2. Asakusa Cultural Tourist Information Centre
Source: netmobius. freetls.fastly.net
This cultural center is one of Asakusa's newest sightseeing attractions. Asakusa Culture Tourist Information Center is more modest in its design and purpose, but it is still a very striking structure with the appearance of a stack of separate wooden buildings that have been piled up on top of each other at different angles. Designed by Kengo Kuma, this is a modern facility aiming to help visitor's find and learn the region's top-notch places.
3. Edo-Tokyo Museum
The Edo-Tokyo Museum is a historical museum located at 1-4-1 Yokoami, Sumida-Ku, Tokyo in the Ryogoku district. The museum opened in March 1993 to preserve Edo's cultural heritage and features city models of Edo and Tokyo between 1590 and 1964. It was the first museum built dedicated to the history of Tokyo. Kiyonori Kikutake was the associated architect.
4. Yoyogi National Gymnasium
Yoyogi National Gymnasium is an arena located at Yoyogi Park in Shibuya, Tokyo, Japan, which is famous for its suspension roof design. Under the guidance and supervision of Ar. Kenzo Tange, the gymnasium was opened in October 1964.
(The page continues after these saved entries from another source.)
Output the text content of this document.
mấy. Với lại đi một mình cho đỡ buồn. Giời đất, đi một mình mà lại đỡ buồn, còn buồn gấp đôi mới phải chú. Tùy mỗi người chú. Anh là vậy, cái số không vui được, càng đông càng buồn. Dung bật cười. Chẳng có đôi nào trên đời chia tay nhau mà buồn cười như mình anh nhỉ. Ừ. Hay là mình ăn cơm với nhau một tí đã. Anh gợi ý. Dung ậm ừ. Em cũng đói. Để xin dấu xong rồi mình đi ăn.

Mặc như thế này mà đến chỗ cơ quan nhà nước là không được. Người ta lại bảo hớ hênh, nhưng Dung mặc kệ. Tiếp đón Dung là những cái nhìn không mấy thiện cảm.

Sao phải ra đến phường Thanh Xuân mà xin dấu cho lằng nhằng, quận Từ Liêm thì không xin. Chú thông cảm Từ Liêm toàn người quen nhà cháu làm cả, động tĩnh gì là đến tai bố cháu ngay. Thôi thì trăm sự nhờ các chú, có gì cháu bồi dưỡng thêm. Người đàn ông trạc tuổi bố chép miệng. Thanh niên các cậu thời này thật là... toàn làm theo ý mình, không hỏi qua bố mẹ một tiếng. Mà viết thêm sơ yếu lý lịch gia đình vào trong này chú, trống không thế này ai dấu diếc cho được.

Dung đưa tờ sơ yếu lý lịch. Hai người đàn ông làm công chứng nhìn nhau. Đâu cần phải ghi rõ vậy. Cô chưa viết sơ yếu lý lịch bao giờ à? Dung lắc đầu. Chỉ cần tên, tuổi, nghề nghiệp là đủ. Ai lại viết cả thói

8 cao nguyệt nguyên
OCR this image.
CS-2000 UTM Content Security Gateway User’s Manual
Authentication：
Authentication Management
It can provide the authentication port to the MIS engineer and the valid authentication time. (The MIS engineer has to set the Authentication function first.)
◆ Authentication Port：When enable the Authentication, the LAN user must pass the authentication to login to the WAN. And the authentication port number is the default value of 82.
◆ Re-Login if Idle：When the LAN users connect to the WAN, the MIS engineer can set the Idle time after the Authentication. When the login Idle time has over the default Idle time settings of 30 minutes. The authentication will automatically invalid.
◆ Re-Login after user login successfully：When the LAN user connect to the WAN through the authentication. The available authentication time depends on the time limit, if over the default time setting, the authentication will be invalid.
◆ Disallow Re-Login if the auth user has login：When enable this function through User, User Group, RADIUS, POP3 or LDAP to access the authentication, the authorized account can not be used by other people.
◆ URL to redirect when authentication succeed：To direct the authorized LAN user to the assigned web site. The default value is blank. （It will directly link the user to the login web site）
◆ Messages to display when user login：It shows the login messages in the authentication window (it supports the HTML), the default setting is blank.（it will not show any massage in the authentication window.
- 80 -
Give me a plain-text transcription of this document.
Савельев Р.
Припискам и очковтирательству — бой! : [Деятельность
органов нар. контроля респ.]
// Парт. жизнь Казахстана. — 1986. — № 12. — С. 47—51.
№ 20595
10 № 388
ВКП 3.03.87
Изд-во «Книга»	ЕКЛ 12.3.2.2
The Yoyogi National Gymnasium along with its many accolades, at the time of completion, was also known to hold the world's largest suspended roof structure, and currently, it is used as a venue for several events.
5. Museum of Contemporary Art
The Museum of Contemporary Art Tokyo is a contemporary art museum in Koto, Tokyo, Japan. The museum is located in Kiba Park. It was opened in 1995. It was built with the intention of a systematic study centre focusing primarily on postwar Japanese art but encompassing a wide range of subjects from both here and abroad.
Yanagisawa Takahiko was the concerned project architect.